The International Monetary Fund (IMF) has said that Pakistan needs to mobilise domestic tax revenue to fund much-needed social and development spending.
“I would say that one of the key elements of the program that the IMF is supporting in Pakistan, Pakistan’s program, is the need to mobilise domestic tax revenue to fund much needed social and development spending while placing debt on a firm downward trend,” IMF Director Communications Gerry Rice said when asked if Pakistan can be advised of cutting subsidies and development spending to keep the primary deficit in line. “And this was actually something that our acting Managing Director David Lipton emphasized in his recent meeting a short time back with Prime Minister Imran Khan,” he told a press briefing.
The director also confirmed an earlier report of an IMF mission visiting Islamabad to hold talks on fiscal matters with the policymakers. “Let me add that we expect an IMF team to be in Pakistan in the next few days, including our Director for that area Jihad Azur will be there,” he added.
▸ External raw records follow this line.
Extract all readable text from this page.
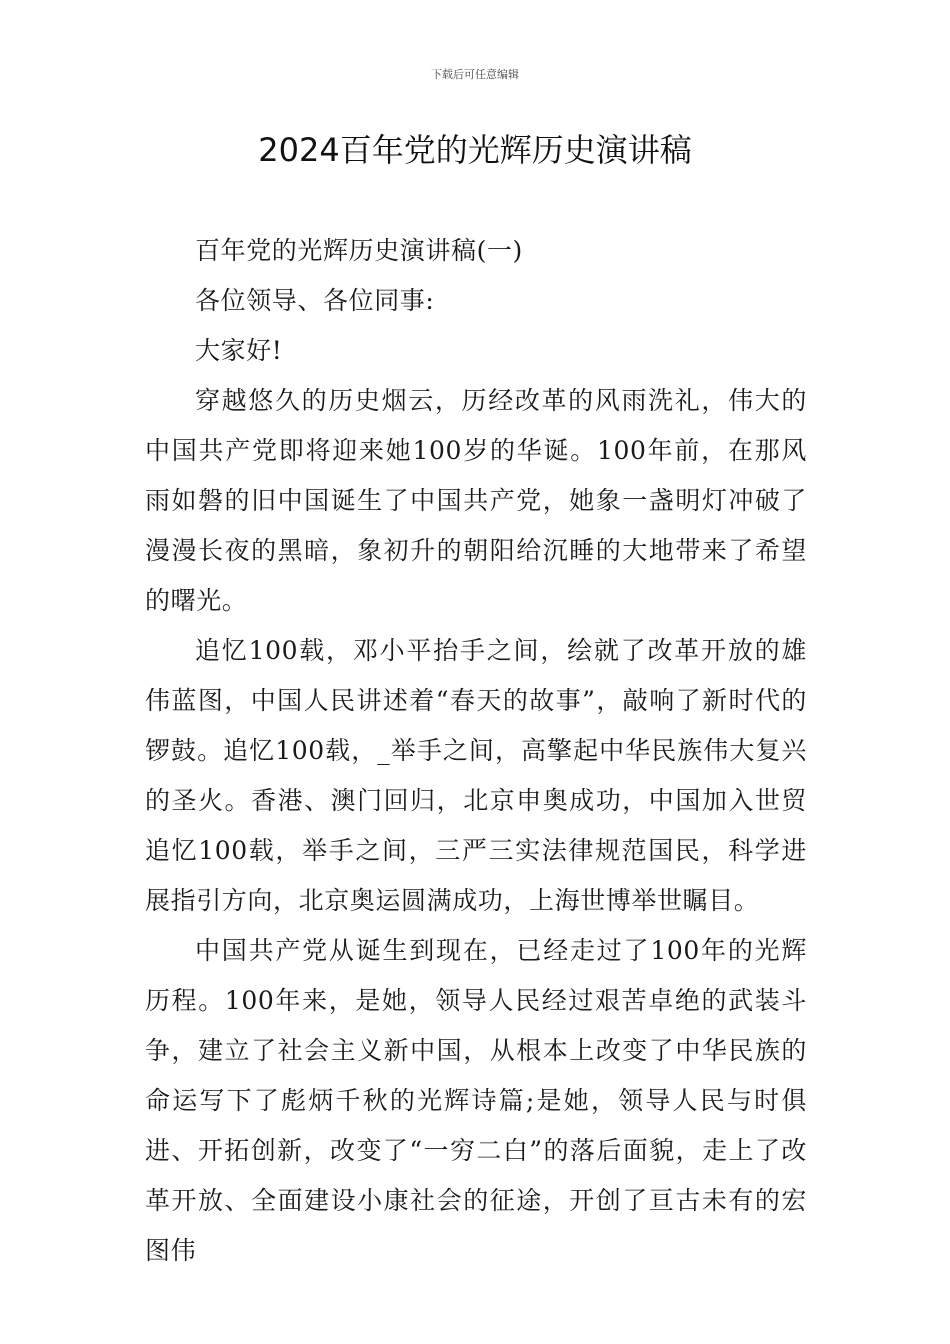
下载后可任意编辑
2024百年党的光辉历史演讲稿

百年党的光辉历史演讲稿(一)

各位领导、各位同事:

大家好!

穿越悠久的历史烟云，历经改革的风雨洗礼，伟大的中国共产党即将迎来她100岁的华诞。100年前，在那风雨如磐的旧中国诞生了中国共产党，她象一盏明灯冲破了漫漫长夜的黑暗，象初升的朝阳给沉睡的大地带来了希望的曙光。

追忆100载，邓小平抬手之间，绘就了改革开放的雄伟蓝图，中国人民讲述着“春天的故事”，敲响了新时代的锣鼓。追忆100载，_举手之间，高擎起中华民族伟大复兴的圣火。香港、澳门回归，北京申奥成功，中国加入世贸追忆100载，举手之间，三严三实法律规范国民，科学进展指引方向，北京奥运圆满成功，上海世博举世瞩目。

中国共产党从诞生到现在，已经走过了100年的光辉历程。100年来，是她，领导人民经过艰苦卓绝的武装斗争，建立了社会主义新中国，从根本上改变了中华民族的命运写下了彪炳千秋的光辉诗篇;是她，领导人民与时俱进、开拓创新，改变了“一穷二白”的落后面貌，走上了改革开放、全面建设小康社会的征途，开创了亘古未有的宏图伟
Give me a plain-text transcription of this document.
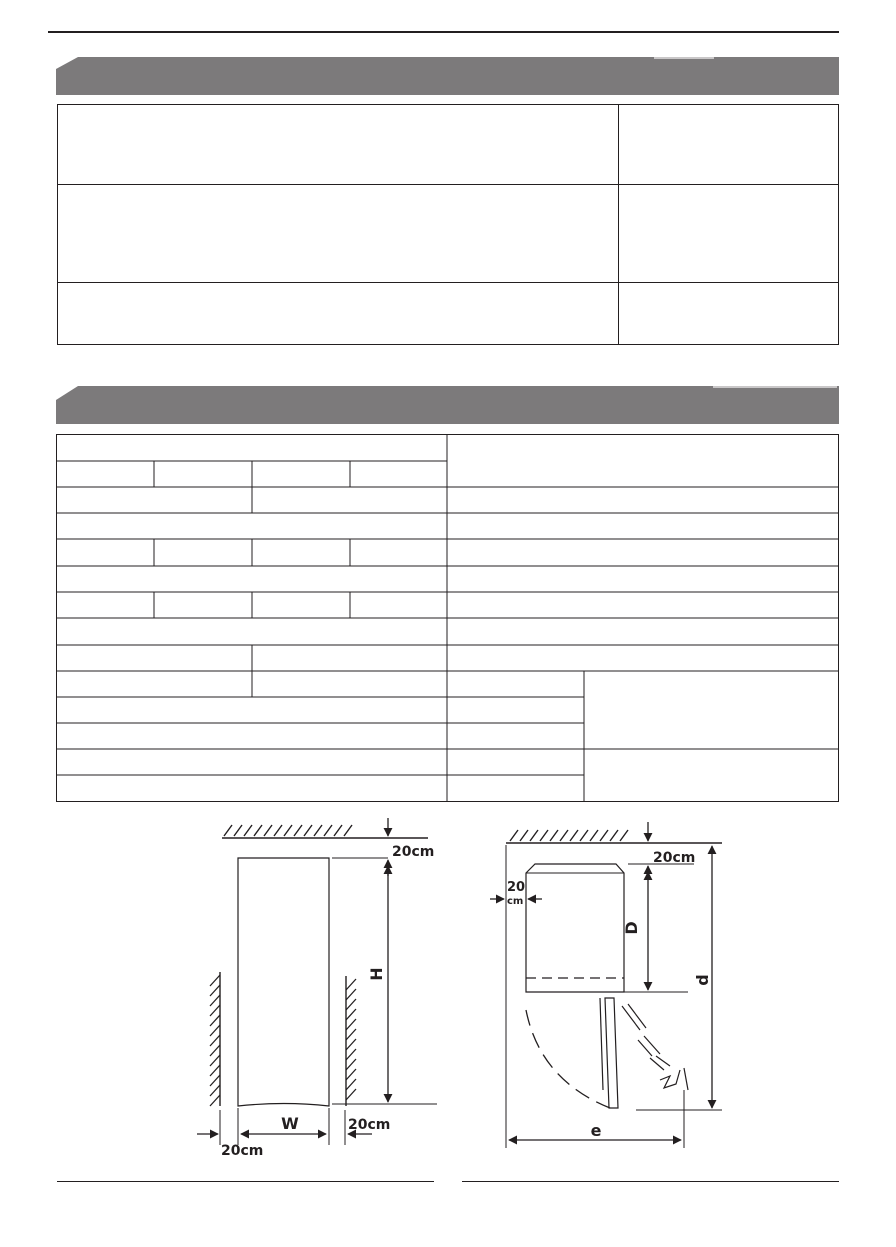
20cm
H
W	20cm
20cm
20cm
20
cm
D
d
e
The IMF’s Executive Board on July 3 had approved a three-year bailout package worth $6 billion to Pakistan. On July 10, Pakistan received the first tranche of loan of $991.4 million from the IMF under the under Extended Fund Facility (EFF). According to the State Bank of Pakistan (SBP), following the loan from the IMF, the country’s foreign exchange reserves now stand at above $15.0431 billion.